Sobre el andrógino, de Joséphin Péladan (Wunderkammer) Traducción de Palmira Freixas | por Óscar Brox
Ser bello es pertenecer a un tercer sexo. Contemporáneo de autores como Barbey d’Aurevilly, Jean Lorrain o Rémy de Gourmont, cuyo decadentismo hacía las delicias de una Europa de fin de Siglo, Joséphin Péladan fue una figura inquieta dentro de las letras francesas. Escritor y cabalista, hasta que rompió con los Rosa Cruz para mantener por su cuenta una nueva orden, provocador y erudito, Péladan consagró su producción literaria a la belleza. No tanto a crearla, sino a rastrearla y, a su manera, sintetizarla. Fruto de ese esfuerzo nació su pasión por investigar y elaborar una teoría plástica en torno al andrógino. Para Péladan la cuestión de la belleza necesitaba de una aclaración previa, resultado de la galantería con la que siglos de literatura había sexualizado el pensamiento occidental. De manera que se hacía necesario quitar esa idea de concupiscencia que se hacía patente en el común de los mortales a la hora de pensar en la belleza. O, dicho con otras palabras, de apartar un poco el instinto para poder ver mejor la pureza.

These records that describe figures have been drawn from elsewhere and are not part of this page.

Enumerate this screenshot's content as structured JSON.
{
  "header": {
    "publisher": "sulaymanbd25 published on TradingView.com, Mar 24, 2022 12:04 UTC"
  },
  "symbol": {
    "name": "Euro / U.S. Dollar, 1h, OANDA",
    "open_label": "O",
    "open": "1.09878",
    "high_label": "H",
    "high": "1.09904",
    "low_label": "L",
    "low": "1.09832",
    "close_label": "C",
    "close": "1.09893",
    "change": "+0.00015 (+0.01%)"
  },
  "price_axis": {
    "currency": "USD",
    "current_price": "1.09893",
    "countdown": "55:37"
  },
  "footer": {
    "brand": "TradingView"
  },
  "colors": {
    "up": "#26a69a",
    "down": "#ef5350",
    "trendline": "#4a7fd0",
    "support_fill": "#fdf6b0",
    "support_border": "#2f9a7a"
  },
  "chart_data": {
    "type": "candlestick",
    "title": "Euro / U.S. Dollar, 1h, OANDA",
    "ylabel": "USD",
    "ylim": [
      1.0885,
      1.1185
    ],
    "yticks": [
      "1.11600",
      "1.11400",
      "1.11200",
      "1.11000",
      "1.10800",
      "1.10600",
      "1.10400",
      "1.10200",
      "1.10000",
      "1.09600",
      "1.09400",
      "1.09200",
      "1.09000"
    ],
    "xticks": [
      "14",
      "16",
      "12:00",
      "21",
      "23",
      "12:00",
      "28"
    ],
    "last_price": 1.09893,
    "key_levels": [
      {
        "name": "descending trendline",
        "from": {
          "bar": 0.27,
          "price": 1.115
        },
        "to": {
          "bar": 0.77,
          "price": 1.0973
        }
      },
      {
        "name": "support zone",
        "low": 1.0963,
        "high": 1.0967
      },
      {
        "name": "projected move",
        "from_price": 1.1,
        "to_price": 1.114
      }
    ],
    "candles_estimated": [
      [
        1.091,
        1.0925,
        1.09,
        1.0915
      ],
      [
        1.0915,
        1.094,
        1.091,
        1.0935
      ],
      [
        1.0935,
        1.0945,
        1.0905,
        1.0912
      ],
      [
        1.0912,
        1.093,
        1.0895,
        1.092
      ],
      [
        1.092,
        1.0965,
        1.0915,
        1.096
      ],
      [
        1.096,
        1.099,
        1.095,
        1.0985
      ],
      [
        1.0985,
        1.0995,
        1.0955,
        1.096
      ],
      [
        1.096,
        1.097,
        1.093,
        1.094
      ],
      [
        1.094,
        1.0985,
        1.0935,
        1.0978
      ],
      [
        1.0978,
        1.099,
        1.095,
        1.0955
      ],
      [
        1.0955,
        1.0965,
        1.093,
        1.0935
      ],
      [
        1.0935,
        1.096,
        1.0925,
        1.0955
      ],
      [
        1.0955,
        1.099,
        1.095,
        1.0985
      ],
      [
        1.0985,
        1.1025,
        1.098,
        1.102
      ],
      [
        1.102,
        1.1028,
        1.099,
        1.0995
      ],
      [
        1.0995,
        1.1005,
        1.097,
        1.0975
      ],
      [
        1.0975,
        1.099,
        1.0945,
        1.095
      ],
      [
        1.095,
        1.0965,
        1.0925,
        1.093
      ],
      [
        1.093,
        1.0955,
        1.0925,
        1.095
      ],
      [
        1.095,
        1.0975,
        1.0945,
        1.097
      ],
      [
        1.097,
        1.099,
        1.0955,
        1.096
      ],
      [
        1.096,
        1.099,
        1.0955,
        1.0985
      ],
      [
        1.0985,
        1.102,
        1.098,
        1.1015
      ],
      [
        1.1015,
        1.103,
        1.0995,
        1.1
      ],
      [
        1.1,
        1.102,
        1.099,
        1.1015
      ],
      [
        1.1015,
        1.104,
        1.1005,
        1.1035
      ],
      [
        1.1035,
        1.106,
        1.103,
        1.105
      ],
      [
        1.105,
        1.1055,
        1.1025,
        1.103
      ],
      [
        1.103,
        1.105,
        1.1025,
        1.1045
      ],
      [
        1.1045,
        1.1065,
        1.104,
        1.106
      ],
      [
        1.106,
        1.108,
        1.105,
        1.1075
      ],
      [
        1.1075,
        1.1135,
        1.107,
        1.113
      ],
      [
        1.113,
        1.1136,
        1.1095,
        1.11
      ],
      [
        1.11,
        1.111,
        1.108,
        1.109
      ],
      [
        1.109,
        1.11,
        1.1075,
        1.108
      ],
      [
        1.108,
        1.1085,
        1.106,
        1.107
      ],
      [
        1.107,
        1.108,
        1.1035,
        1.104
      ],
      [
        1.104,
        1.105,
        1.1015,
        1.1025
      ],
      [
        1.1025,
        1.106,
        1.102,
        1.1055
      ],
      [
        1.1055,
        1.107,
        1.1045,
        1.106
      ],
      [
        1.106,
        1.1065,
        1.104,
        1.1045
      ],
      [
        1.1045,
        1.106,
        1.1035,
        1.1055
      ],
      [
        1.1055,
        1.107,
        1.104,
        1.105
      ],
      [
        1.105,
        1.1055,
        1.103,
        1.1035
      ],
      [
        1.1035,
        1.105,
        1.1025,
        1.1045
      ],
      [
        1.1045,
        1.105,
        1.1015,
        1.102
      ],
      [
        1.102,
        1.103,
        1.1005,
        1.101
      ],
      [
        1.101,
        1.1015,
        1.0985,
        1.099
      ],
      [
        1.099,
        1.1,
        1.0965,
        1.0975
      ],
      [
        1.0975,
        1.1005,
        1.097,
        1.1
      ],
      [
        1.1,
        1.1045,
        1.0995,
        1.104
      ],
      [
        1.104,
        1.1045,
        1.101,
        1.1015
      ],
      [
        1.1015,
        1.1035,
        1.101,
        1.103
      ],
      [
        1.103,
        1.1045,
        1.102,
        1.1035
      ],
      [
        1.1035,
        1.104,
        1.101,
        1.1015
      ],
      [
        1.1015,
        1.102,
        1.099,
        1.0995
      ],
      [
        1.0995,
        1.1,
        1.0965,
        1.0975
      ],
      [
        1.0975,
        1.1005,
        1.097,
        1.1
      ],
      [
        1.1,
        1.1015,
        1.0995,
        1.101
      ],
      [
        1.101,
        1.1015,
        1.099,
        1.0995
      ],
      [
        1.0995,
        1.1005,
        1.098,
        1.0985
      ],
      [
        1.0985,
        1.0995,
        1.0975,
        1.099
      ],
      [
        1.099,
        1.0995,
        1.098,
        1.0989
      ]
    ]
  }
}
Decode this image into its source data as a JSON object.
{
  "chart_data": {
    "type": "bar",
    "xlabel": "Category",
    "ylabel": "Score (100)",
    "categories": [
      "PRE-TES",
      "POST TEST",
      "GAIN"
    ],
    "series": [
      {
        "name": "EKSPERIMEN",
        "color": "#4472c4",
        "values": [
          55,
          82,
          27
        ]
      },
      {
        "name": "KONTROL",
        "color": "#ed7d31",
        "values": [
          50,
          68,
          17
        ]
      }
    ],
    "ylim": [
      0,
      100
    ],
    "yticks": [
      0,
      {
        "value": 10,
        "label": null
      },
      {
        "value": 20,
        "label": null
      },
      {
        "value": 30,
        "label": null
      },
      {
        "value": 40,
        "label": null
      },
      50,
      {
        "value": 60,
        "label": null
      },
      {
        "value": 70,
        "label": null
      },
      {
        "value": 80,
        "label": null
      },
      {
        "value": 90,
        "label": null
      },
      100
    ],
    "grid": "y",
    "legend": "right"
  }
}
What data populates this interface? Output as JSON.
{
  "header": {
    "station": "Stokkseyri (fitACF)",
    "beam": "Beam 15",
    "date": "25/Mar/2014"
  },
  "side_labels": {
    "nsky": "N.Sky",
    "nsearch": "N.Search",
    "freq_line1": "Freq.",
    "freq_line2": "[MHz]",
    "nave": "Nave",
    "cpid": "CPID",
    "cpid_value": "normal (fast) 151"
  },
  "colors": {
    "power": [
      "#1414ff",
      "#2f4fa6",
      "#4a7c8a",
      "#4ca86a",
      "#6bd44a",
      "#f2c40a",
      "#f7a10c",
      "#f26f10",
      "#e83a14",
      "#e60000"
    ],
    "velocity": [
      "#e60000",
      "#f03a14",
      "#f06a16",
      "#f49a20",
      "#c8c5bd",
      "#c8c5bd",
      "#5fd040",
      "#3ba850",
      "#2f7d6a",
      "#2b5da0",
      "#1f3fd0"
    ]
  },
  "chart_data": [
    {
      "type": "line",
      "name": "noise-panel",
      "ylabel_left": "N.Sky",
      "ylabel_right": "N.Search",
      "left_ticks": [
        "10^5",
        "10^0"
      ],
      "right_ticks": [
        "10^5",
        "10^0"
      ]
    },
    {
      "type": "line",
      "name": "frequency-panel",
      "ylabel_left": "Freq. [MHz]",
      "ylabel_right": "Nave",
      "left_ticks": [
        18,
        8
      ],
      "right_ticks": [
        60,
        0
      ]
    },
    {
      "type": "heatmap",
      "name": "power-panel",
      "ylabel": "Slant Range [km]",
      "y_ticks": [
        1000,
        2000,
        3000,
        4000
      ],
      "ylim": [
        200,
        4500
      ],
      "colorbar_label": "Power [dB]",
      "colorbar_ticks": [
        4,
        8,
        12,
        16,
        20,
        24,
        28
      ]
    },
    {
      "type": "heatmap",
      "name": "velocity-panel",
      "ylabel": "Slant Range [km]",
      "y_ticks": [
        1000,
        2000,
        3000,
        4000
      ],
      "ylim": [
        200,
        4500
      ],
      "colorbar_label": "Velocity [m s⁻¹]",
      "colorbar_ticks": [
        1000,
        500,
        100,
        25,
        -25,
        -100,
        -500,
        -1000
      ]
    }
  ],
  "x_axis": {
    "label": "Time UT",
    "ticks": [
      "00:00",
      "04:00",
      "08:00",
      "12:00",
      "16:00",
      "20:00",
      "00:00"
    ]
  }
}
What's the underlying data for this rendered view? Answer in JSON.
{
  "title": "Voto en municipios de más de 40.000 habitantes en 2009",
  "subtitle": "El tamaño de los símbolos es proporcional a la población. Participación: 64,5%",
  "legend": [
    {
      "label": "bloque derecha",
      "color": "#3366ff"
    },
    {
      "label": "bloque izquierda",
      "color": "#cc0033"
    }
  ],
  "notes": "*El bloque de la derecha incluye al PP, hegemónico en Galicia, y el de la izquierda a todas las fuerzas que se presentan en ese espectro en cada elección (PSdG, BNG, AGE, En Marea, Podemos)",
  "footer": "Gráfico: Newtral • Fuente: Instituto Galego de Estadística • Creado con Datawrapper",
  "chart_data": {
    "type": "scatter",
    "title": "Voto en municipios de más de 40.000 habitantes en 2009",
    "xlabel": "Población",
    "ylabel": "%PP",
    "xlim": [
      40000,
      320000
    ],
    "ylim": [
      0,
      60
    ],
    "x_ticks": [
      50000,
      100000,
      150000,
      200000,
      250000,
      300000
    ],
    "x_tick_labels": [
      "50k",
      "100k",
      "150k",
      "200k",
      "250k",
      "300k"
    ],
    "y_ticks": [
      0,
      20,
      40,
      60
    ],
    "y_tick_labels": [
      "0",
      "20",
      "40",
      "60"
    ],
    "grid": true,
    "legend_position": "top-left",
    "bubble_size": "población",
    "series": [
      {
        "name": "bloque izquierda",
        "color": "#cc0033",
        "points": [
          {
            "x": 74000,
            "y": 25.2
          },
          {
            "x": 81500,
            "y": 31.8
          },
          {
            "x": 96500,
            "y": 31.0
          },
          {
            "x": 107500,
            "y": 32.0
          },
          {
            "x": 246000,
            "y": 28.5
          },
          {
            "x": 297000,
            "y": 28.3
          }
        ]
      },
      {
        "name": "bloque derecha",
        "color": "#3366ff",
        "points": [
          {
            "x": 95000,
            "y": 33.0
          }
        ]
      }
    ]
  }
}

Péladan tomará como ejemplo la figura del ángel, tan afín a la pintura religiosa, para desarrollar sus ideas alrededor del andrógino. Pero, antes de ello, se dedicará a peinar la historia de Egipto, Caldea, Grecia y Roma en busca de las huellas plásticas del andrógino. Del coloso de Guiza a la esfinge con cabeza de hombre, senos de mujer y cuerpo felino (unión de pensamiento, pasión e instinto); algo más que una invención plástica, una decisión doctrinal en la que Péladan interpreta un tiempo no fragmentado, en el que el esteta no era el receptor de la obra de arte, que dejaba patente aún el peso del mito en el pensamiento popular. Una esfinge que podría ser prima de aquellos rostros de la Hélade y que esotéricamente representa el estado inicial del hombre. Unidad sexual, fórmula sagrada, semilla de la que surge una forma. O, mejor dicho, un arquetipo, que Péladan rastreará entre dinastías de faraones. Y, asimismo, ese parentesco que estrechará lazos con otros artes, como el arte cristiano en su representación de los ángeles.
Caldea, el arte fenicio o el persa son estaciones de paso para Péladan, lugares en los que apenas intuye algo destacado; anecdóticas o excesivamente centradas en la representación de lo masculino. En las que resulta imposible encontrar esa virtud que asociará al andrógino. Nada que ver con Grecia, que supo hallar la síntesis perfecta (véase el Narciso de Nápoles o el Apolo de Piombino), o ese bajorrelieve de Hermes, Eurídice y Orfeo en el que son las prendas las que distinguen el sexo de sus protagonistas. Para su autor, la creación es una cuestión de armonía, y esa armonía solo se puede dar a través de la unión. La unión de ángulos y curvas y la proporción con la que se bascula entre la masculinización y la feminización de los cuerpos. Y, sobre todo, la la falta de dramatización, el pecado que Péladan achaca a los artistas modernos. Con no poca malicia, la visión romana de Péladan traza una especie de arte adquirido de las tradiciones helénicas que, en fin, les sirvió para ser unos estupendos copistas.
Frente a la necedad de una mirada incapaz de reconocer la belleza salvo en el trazo grosero y simplista, el cristianismo se propuso recuperar esa belleza de la naturaleza. Esa eternidad dichosa que refleja el ángel será, asimismo, la síntesis en un mismo cuerpo del arquetipo cuyos elementos Péladan había rastreado previamente. El recipiente de una gracia primitiva, la belleza de nuestra especie en su plenitud. Una síntesis que es, a su vez, plástica y anímica. Y, en definitiva, la única concepción que abole la sexualidad, pues en su lugar prima en él la espiritualidad y la eternidad. También la pureza, que es lo que aleja al vicio, a lo chabacano y lo vulgar, de lo que debe ser la representación de la belleza.
Así, Péladan construye su himno a la belleza, a través de ese summum que supone el andrógino, como una investigación, desde la escultura, la pintura y sus diferentes tradiciones y, también, desde las escrituras, en torno a lo que queda de puro y virtuoso. De todo aquello que no ha quedado sexualizado en el pensamiento occidental, que todavía es capaz de evocar una idea de lo bello.